Hi,
Bit of context. Been at my current company 7 years. Well known organisation, 1 year out for maternity and 2 and a bit years back on 3 days a week. Reached level of seniority I'm happy with - not managing a team but highest I could be short of doing that and well paid. Commute 2.5 hours a day. I love the company but have always felt the role I'm doing ( salesy and I'm a bit of an introvert) is not so well suited to me. I've done if for about 12 years all in and managed to get by and be reasonably successful by working hard and being very conscientios but essentially this type of work drains me. As I work in a large corporate I had been planning to try and move sideways into something more appropriate for me
Anyway.. since coming back from mat leave I've been struggling with my performance grades - not continually bad but I've just had another bad one and now the alarm bells are going off. I don't feel I'm any worse at my job - probably better but the expectations from the company have risen sharply, the job has evolved a lot into something that is even less suited to me and the organisation environment has become quite brutal - lots of people being 'performance managed out'. It's also a hard role to do part-time as client facing and I feel I'm always on the back foot and missing important meetings/trainings.

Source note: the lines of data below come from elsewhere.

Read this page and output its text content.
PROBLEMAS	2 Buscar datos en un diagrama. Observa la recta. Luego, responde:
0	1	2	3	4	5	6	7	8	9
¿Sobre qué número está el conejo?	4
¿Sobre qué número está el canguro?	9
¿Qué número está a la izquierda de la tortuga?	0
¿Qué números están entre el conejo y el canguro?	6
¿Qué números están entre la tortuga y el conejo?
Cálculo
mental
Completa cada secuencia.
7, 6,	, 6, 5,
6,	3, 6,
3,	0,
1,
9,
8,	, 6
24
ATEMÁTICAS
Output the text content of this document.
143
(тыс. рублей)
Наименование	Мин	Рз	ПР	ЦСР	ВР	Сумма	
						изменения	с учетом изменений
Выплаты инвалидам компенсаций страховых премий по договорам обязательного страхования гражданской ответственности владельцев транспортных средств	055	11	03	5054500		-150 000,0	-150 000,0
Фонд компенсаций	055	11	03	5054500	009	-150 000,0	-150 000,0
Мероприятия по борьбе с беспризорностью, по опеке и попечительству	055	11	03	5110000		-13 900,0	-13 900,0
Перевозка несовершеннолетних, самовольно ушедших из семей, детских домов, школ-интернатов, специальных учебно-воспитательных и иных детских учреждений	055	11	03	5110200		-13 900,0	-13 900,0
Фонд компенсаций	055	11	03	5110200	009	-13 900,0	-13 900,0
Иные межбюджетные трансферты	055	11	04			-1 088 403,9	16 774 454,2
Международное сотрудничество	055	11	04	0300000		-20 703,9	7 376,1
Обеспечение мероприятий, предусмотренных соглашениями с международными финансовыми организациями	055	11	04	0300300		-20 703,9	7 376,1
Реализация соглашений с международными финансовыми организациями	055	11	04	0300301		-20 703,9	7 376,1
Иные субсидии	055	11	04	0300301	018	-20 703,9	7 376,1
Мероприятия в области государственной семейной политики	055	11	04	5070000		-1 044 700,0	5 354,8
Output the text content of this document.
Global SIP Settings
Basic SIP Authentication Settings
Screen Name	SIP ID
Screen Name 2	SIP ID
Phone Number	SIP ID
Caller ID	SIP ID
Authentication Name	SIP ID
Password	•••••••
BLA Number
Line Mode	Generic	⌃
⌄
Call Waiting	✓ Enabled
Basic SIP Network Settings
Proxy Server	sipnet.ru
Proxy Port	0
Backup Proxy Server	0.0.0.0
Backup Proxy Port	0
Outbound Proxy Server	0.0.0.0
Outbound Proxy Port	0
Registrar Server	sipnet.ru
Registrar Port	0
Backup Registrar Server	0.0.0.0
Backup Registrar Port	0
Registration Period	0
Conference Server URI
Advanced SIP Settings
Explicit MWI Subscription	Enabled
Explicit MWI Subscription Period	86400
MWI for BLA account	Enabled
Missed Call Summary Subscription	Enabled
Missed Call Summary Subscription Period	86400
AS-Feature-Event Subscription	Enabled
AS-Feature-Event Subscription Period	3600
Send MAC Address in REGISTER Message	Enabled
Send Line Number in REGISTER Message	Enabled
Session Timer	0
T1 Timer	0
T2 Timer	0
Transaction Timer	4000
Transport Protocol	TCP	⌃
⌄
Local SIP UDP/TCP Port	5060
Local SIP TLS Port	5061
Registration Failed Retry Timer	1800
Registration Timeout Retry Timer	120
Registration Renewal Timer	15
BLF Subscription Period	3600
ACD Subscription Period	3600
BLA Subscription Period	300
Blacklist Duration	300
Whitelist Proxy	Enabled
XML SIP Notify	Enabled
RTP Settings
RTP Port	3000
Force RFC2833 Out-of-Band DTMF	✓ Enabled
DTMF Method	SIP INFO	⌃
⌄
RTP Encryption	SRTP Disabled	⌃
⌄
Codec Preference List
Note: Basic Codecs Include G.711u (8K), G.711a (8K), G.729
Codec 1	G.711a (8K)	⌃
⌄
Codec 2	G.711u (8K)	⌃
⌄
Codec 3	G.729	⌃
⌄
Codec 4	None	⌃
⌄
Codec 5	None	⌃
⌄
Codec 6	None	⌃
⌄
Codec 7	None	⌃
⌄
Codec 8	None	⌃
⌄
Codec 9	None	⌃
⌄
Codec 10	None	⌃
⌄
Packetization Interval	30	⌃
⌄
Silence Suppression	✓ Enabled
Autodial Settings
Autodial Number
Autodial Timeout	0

I'm basically on my last chance now - reach the goals they set me in the next 2 months or I"m out. I've also been told there is no chance of me changing roles for the foreseeable future due to this situation.
I feel ashamed, depressed and my self-confidence is at rock bottom - which doesn't help in the role I'm in.
My question is do I quit now with a bit of dignity or fight it to the bitter end or struggle to keep up, hang on to my job a bit longer and then face the same situation again?
DP thinks I should hand in my notice, take a year off until the kids start school next September and try and find something else then. We could just about manage it by using savings and making drastic cuts.
Thing is I'm 41 an worried about being out of the job market. We are not married so giving up my financial independence would be a big thing. I'm worried about the psychological effect of losing that, and my 'status', independence, freedom - not to mention the security I feel from private healthcare, pension and other benefits.
I just feel sick all the time at the moment, like a real failure and more and more depressed.
Sorry for the waffle I just don't know what to do next.